ABSTRACT: Autocatalytic networks (pathways) are a necessary part of core metabolism. In every cell, food and resources are broken down to create energy and components via processes that also require the use of those same components and energy. Indeed at a certain level all biological networks are massively autocatalytic. The simplest and most widely studied autocatalytic network is the glycolytic pathway. This metabolic pathway is used by the cell to produce energy anaerobically (without oxygen) by breaking down glucose. It is probably the most common autocatalytic pathway on the planet, found in every cell of living organisms, from bacteria to humans.
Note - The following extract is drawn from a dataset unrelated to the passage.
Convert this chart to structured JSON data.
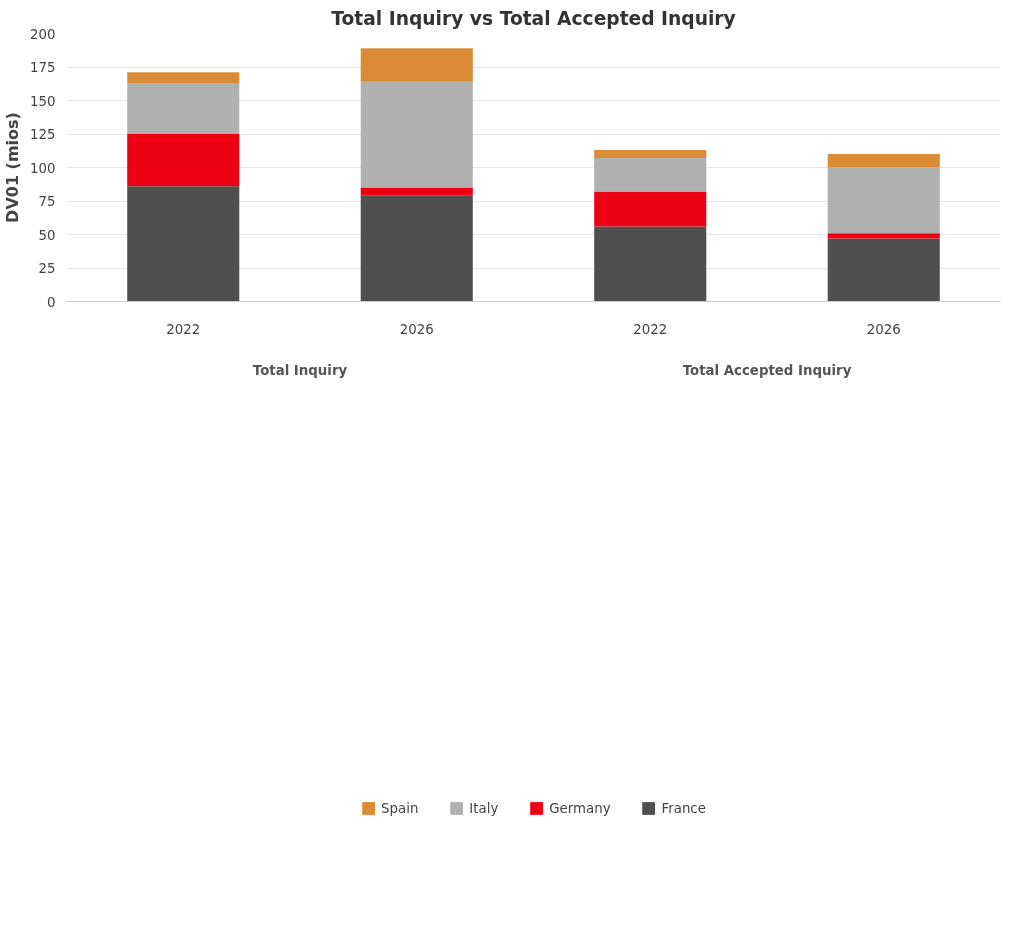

Its special autocatalytic structure, like the structure of many similar autocatalytic networks, can lead to instabilities and makes it particularly hard to control.

In this thesis, we study autocatalytic metabolic networks, and specifically glycolysis, to investigate fundamental performance tradeoffs in these network topologies. Using classical linear control theory, we hypothesize that the instabilities in glycolysis, which are exhibited in the form of oscillation are a result of performance tradeoffs that stem from the structure of the pathways and a conservation law mathematically described by a special form of the Bode Sensitivity Integral. We show that the size of the pathway and the consumption of the intermediate metabolites by other processes in the cell adversely affect the performance of the pathway, while reversibility of chemical reactions improves performance. We also establish tight stability bounds for the feedback control gains, which guarantee stability of pathways of arbitrary size and arbitrary parameter values of the intermediate reactions.

In addition changes in the concentration of metabolites and catalyzing enzymes during the lifetime of the cell can perturb the system from the nominal operating point of the pathway. We address the question of whether the controller can restore the system to normal operating conditions from these perturbations, and the maximum perturbations a cell can sustain before it dies. We investigate effects of such perturbations through the estimation of invariant subsets of the region of attraction (RoA) around nominal operating conditions (i.e., a measure of the set of perturbations from which the cell recovers). The numerical procedure for estimating the RoA is composed of system theoretic characterizations and optimization-based formulations. For large, computationally intractable systems we employ a different technique based on the underlying biological structure, which offers a natural decomposition of the system into a feedback interconnection of two input-output subsystems: a small subsystem with complicating nonlinearities and a large subsystem with simple dynamics. This decomposition simplifies the analysis and leads to analytical construction of Lyapunov functions for a large family of autocatalytic pathways.

The results of our analysis of these autocatalytic networks reveal fundamental tradeoffs between performance and robustness, energy efficiency, evolvability of the pathway, and computational complexity.